Graphing is Phun; 08/28/09 Predictive Nature of WAR
The baseball Pythagren Therom (located below) is one of the first formula or statistical measures that any bright eyed, new SABR’ist is bound to found their way too. As almost any one reading this blog would know the formula predicts team winning percentage based on the runs allowed and runs scored by a given team. By studying the things the team as a whole can control, runs scored and allowed it allows almost any analyst with a calculator to quickly decide which teams have been lucky and unlucky in a simplistic sense based on their predicted winning percentage and their actual winning percentage.
(Runs Scored)^2 / [(Runs Scored)^2 + (Runs Allowed)^2] = Predicted Win %
The graph above compares those two things (Wins %/Predicted Win%) in a basic scatter chart of every team over the course of the last 7 full seasons (2002-2008). As expected the square of the correlation coefficent .8778 provides us with assurance that the pythagreon formula of baseball is in fact a useful and well formed predictive tool for team success.
At the present time WAR is considered the most telling statistic of individual performance available to the general public. However it seems as SABR guided baseball fans we typically only use WAR to discuss individual performance, compare one player to another, debate post season awards, argue who was greater Clemente or Robinson, etc. etc. Yet WAR in its truest sense is a measure of wins above a replacement player and wins as we know are a team accomplishment. So it would seem plausible that by studying the total WAR of every team over the course a season we whould be able to accurately predict the Win/Loss record and the Run Differential of said team. The following graphs are an attempt at doing just that. As was the case above the final Winning percentage of all 30 teams over the course of 7 seasons (2002-2008) will be plotted against the corresponding total team WAR in that season for that team, also we will look at total team WAR against the predicted winning percentage through the baseball pythagreon formula.

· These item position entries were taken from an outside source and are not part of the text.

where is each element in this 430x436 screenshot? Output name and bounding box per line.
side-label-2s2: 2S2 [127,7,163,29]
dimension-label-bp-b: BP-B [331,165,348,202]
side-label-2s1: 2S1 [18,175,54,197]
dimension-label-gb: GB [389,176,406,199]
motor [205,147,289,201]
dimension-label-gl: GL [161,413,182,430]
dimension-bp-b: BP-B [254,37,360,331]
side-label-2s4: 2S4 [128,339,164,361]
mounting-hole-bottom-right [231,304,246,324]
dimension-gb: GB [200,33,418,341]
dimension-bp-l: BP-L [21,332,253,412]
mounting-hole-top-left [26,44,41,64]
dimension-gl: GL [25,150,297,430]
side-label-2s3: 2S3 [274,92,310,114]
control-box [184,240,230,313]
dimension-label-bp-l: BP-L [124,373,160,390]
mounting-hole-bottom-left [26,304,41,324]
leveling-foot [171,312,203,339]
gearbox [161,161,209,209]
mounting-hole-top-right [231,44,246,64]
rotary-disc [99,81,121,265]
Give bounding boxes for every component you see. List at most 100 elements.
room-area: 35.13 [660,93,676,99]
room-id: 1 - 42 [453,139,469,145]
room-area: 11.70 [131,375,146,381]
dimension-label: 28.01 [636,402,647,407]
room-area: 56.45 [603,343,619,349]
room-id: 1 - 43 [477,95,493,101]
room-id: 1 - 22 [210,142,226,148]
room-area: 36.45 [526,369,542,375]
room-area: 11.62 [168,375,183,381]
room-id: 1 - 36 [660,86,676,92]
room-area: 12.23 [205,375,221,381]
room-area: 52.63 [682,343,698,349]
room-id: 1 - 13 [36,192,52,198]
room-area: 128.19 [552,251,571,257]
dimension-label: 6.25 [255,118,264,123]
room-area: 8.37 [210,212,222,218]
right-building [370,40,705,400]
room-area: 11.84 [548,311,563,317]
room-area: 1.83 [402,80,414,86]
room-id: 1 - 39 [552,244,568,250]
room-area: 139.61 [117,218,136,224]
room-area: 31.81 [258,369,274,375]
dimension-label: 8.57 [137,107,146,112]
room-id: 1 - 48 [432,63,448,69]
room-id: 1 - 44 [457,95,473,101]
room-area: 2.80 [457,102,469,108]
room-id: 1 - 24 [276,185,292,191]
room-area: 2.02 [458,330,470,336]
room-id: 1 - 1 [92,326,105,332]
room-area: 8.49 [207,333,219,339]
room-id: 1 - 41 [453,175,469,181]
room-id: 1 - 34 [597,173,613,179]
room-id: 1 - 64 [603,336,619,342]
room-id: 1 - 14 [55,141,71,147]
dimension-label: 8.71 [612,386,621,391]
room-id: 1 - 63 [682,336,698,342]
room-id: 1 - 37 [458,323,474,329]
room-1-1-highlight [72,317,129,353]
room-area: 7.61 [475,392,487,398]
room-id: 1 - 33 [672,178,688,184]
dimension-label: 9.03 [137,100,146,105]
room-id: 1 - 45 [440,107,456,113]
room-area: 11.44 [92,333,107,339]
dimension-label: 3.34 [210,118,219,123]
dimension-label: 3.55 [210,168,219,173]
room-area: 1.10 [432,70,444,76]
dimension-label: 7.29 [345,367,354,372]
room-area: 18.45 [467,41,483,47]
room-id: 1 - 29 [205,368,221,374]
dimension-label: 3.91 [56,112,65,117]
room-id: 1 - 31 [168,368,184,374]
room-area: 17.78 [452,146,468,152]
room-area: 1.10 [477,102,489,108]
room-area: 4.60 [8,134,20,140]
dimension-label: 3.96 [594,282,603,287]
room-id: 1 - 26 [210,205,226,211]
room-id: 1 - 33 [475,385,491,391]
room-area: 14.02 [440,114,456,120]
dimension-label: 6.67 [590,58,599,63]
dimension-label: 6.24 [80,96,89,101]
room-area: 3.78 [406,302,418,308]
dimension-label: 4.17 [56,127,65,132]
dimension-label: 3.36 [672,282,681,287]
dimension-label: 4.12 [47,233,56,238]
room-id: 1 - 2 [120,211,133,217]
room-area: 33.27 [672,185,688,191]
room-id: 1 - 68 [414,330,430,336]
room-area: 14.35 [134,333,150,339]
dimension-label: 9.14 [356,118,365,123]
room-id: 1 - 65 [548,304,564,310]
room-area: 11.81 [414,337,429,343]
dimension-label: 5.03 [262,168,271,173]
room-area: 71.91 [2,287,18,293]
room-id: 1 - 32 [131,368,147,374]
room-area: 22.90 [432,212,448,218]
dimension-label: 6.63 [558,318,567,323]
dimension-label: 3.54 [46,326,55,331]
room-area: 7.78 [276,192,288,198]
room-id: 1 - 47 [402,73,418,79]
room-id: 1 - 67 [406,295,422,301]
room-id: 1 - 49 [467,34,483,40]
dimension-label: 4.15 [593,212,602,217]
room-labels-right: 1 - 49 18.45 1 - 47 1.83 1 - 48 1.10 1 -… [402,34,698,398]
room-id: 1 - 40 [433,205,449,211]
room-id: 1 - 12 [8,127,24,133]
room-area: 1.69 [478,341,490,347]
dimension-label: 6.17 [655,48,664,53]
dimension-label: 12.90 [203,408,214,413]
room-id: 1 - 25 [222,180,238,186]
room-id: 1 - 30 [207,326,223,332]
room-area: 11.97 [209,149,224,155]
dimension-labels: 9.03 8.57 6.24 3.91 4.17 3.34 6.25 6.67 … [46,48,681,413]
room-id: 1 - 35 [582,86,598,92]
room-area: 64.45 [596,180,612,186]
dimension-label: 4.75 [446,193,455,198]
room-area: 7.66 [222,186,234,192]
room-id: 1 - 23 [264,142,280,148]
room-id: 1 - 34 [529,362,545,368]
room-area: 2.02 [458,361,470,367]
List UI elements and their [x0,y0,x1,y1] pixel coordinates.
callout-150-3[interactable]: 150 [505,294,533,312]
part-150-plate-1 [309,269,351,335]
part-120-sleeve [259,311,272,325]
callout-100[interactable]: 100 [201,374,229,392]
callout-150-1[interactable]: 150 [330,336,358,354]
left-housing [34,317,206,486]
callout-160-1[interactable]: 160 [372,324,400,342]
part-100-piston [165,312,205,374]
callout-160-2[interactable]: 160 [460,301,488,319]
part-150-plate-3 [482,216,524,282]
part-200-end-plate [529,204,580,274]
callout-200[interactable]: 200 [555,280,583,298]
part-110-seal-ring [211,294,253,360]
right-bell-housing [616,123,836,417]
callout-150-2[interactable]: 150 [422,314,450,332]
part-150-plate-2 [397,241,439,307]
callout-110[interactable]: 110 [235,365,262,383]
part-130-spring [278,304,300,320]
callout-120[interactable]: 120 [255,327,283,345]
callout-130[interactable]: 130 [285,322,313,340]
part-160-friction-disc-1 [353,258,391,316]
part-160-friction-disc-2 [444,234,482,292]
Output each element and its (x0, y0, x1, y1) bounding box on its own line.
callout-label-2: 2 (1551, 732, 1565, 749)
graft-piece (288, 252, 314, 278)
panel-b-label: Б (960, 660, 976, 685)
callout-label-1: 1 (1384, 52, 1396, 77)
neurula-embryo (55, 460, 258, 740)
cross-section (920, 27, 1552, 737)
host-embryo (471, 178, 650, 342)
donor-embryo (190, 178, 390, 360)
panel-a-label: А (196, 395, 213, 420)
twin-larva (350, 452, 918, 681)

As you will notice when studying the first chart the square of the correlation coefficent does not come in at the same level as on the Winning percentage V Predicted Winning percentage plot, however the square of the correlation coefficent coming out to .77 still gives satisfactory assurances of the predictive nature of WAR in terms of team winning percentage. The second chart produces an R^2 of .8325 an even better indicator that team WAR can predict run differential of a team over the course of a season.
What exactly does comparing the sum of all individual achievements in comparison to overall team success actually tell us? To be honest, I do not know exactly. However, it seems to reassure those baseball analysts that adhere to the fact that baseball is an individual sport parading itself as a team sport. As the statistical noise (especially in the defensive metrics) is refined and hopefully someday removed this type of analysis should continue to grow in strength.
Like I said in here, the results aren’t great but with the RD way of looking at a teams success being a pretty widely accepted way of doing things and the WAR V winning % having a pretty close R^2 over 7 years worth of data, I think its safe to say that teams with the guys doing to most individually are going to succeed more often then not then over those teams that play as a “team”. So to sum it up in a few words. Screw comradery, give me talent and production in baseball. In the end this might seem like a very basic concept, that good individual performance ends in good team results. But is it really? Further work needs to be done on this subject, weighting pitching andposition player WAR, figuring out which plays a larger role in overall team success could be incredibly useful in deducing what teams are bound to florish or fail going forward.